For throughput sending blocks of text (lines) are better than sending character by character, and I am considering adding polling for data to transmit in order to avoid blocking.

I will commit a new tsender version with a fix for the regression as soon as I am happy with a fix, should not be long.

@phil-barrett : Sorry for wasting your time with this.

phil-barrett commented 4 years ago

That is good to know. Do not feel bad. I think you are doing fine. I've been a software development engineer, architect and manager for 30+ years and this is a fairly well done project. There will always be errors as SW development is an imperfect process. And when you throw multiple hw implementations into the mix, many things can go wrong. The real measure of a developer is not the number of bugs they introduce but the end result. And, GRBL/Hal is a very good thing as it moves GRBL into the 21st century.

You haven't wasted my time. I've been coming up to speed on GRBL/Hal and this has been an excellent introduction.

And by the way, if I was recruiting for a development team, you'd definitely be on my list to hire.

terjeio commented 4 years ago

Updated drivers for Teensy 4, Due and MKRZERO committed. Still have problems with serial over USB for Teensy 4, and main counter clock frequency seems to change randomly. I have run many hours of tests with Due, MKRZERO, ESP32 and MSP432 without losing data, but Teensy 4 still occasionally does. Serial over UART seems to be stable. It sometimes feels like I am fighting a Hydra... It could be related to the main counter clock frequency changing (a bad pointer?), or perhaps interrupt priorities.

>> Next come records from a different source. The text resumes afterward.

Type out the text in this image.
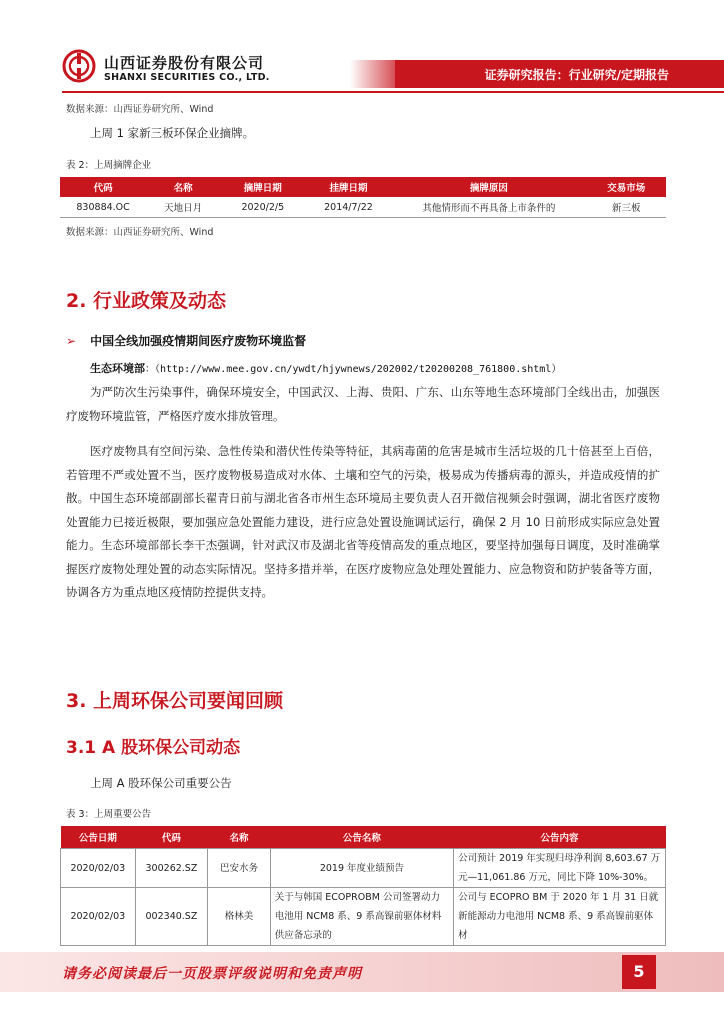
山西证券股份有限公司
SHANXI SECURITIES CO., LTD.	证券研究报告：行业研究/定期报告
数据来源：山西证券研究所、Wind
上周 1 家新三板环保企业摘牌。
表 2：上周摘牌企业
代码	名称	摘牌日期	挂牌日期	摘牌原因	交易市场
830884.OC	天地日月	2020/2/5	2014/7/22	其他情形而不再具备上市条件的	新三板
数据来源：山西证券研究所、Wind
2. 行业政策及动态
➢ 中国全线加强疫情期间医疗废物环境监督
生态环境部：（http://www.mee.gov.cn/ywdt/hjywnews/202002/t20200208_761800.shtml）
为严防次生污染事件，确保环境安全，中国武汉、上海、贵阳、广东、山东等地生态环境部门全线出击，加强医疗废物环境监管，严格医疗废水排放管理。
医疗废物具有空间污染、急性传染和潜伏性传染等特征，其病毒菌的危害是城市生活垃圾的几十倍甚至上百倍，若管理不严或处置不当，医疗废物极易造成对水体、土壤和空气的污染，极易成为传播病毒的源头，并造成疫情的扩散。中国生态环境部副部长翟青日前与湖北省各市州生态环境局主要负责人召开微信视频会时强调，湖北省医疗废物处置能力已接近极限，要加强应急处置能力建设，进行应急处置设施调试运行，确保 2 月 10 日前形成实际应急处置能力。生态环境部部长李干杰强调，针对武汉市及湖北省等疫情高发的重点地区，要坚持加强每日调度，及时准确掌握医疗废物处理处置的动态实际情况。坚持多措并举，在医疗废物应急处理处置能力、应急物资和防护装备等方面，协调各方为重点地区疫情防控提供支持。
3. 上周环保公司要闻回顾
3.1 A 股环保公司动态
上周 A 股环保公司重要公告
表 3：上周重要公告
公告日期	代码	名称	公告名称	公告内容
2020/02/03	300262.SZ	巴安水务	2019 年度业绩预告	公司预计 2019 年实现归母净利润 8,603.67 万元—11,061.86 万元，同比下降 10%-30%。
2020/02/03	002340.SZ	格林美	关于与韩国 ECOPROBM 公司签署动力电池用 NCM8 系、9 系高镍前驱体材料供应备忘录的	公司与 ECOPRO BM 于 2020 年 1 月 31 日就新能源动力电池用 NCM8 系、9 系高镍前驱体材
请务必阅读最后一页股票评级说明和免责声明	5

I will test the alternative USB driver again (the PJRC version) to see if that behaves better, however next week I have some other business to take care of so it may be a while before that is completed.

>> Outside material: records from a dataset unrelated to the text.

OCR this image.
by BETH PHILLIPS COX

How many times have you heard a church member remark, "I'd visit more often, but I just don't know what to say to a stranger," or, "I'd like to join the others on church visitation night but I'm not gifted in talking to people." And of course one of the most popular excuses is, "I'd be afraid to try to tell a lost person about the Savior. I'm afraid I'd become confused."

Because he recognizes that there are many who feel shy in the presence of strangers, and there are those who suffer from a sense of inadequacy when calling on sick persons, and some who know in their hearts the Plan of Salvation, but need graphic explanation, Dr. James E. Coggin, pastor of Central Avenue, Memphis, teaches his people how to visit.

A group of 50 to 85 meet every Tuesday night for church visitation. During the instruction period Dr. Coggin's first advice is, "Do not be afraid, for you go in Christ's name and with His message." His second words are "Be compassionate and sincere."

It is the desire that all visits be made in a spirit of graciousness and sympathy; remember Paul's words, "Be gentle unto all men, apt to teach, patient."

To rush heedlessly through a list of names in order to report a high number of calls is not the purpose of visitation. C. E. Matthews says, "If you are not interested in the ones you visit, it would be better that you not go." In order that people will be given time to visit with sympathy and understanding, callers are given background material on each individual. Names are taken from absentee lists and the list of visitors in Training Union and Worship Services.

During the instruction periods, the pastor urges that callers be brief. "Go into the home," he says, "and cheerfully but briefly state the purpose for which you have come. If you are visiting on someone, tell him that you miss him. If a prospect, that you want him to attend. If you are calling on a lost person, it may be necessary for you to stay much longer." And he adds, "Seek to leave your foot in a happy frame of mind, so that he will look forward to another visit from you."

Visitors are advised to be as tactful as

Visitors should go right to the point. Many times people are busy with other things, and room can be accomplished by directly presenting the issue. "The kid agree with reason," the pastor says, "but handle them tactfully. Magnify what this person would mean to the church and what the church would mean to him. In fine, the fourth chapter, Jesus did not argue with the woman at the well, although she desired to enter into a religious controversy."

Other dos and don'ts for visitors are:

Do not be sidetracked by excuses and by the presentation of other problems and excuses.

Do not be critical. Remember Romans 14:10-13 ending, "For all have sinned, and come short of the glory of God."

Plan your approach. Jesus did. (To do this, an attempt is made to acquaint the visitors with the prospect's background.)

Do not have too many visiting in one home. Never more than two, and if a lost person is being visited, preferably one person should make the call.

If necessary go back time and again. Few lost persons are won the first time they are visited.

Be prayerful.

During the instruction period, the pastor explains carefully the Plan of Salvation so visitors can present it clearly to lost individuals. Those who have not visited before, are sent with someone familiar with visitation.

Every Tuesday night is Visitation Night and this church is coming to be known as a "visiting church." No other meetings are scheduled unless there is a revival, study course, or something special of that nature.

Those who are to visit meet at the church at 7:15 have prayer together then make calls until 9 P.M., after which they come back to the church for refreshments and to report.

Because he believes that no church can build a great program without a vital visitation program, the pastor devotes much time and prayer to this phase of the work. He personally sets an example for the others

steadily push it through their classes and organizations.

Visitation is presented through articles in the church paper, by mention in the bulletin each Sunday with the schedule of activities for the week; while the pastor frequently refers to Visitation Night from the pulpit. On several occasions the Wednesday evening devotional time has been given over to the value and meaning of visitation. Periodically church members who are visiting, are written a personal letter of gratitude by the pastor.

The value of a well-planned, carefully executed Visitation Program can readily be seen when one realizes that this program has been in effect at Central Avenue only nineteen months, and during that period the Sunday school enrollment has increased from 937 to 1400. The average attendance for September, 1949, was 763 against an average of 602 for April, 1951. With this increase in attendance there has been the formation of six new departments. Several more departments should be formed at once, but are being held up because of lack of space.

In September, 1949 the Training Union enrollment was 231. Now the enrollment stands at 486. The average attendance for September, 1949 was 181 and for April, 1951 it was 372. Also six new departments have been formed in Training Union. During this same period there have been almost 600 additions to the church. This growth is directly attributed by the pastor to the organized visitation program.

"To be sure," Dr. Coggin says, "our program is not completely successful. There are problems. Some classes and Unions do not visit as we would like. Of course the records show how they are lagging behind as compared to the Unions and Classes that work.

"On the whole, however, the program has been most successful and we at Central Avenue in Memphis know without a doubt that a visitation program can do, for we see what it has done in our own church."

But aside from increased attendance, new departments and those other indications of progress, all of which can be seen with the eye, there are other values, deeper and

A new alpha release of tsender has also been published - with a brand new function pointer based state machine that I hope is more robust.

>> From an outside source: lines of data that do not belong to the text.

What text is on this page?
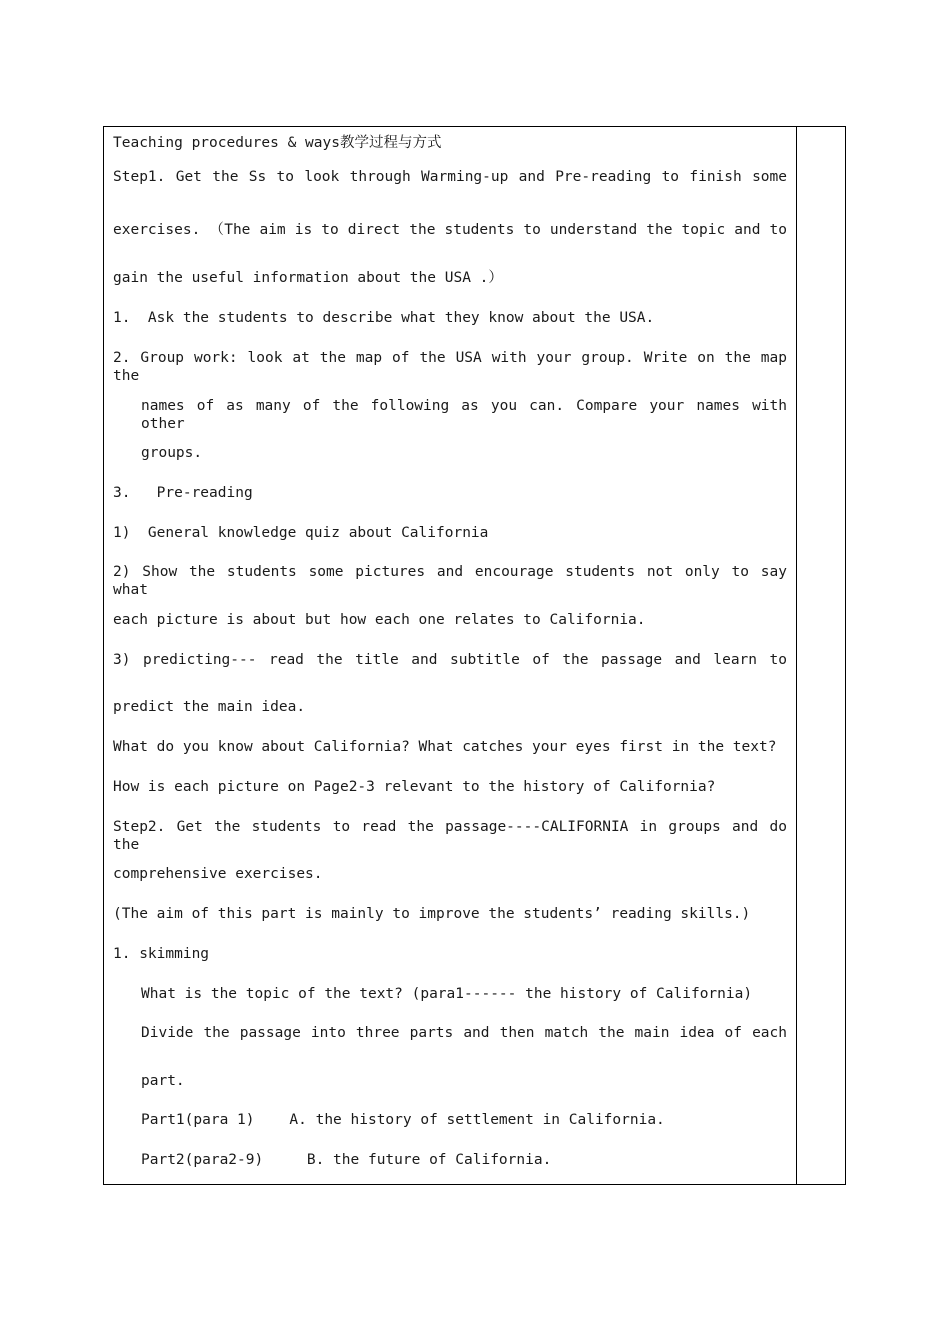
Teaching procedures & ways教学过程与方式
Step1. Get the Ss to look through Warming-up and Pre-reading to finish some
exercises. （The aim is to direct the students to understand the topic and to
gain the useful information about the USA .）
1.  Ask the students to describe what they know about the USA.
2. Group work: look at the map of the USA with your group. Write on the map the
names of as many of the following as you can. Compare your names with other
groups.
3.   Pre-reading
1)  General knowledge quiz about California
2) Show the students some pictures and encourage students not only to say what
each picture is about but how each one relates to California.
3) predicting--- read the title and subtitle of the passage and learn to
predict the main idea.
What do you know about California? What catches your eyes first in the text?
How is each picture on Page2-3 relevant to the history of California?
Step2. Get the students to read the passage----CALIFORNIA in groups and do the
comprehensive exercises.
(The aim of this part is mainly to improve the students’ reading skills.)
1. skimming
What is the topic of the text? (para1------ the history of California)
Divide the passage into three parts and then match the main idea of each
part.
Part1(para 1)    A. the history of settlement in California.
Part2(para2-9)     B. the future of California.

@phil-barrett : We have similar backgounds then, not so much in a managerial role, but involved in architecting and coding a large database application over the last 30 years. Semi-retired now so I have a bit of free time on hand for open-source projects. My formal background is in electronic engineering.

terjeio commented 4 years ago

New commits up now, also new pre-release of tsender. I would be nice if testing is done with Agressive buffering both enabled and disabled in app settings:

bilde

Note that when in Check mode scrolling of the gcode list is only done every 50 lines due to the high speeds streaming over USB can reach.

phil-barrett commented 4 years ago

Just to be 100% sure, I think I should set USB_SERIAL_GRBL to 0. Correct?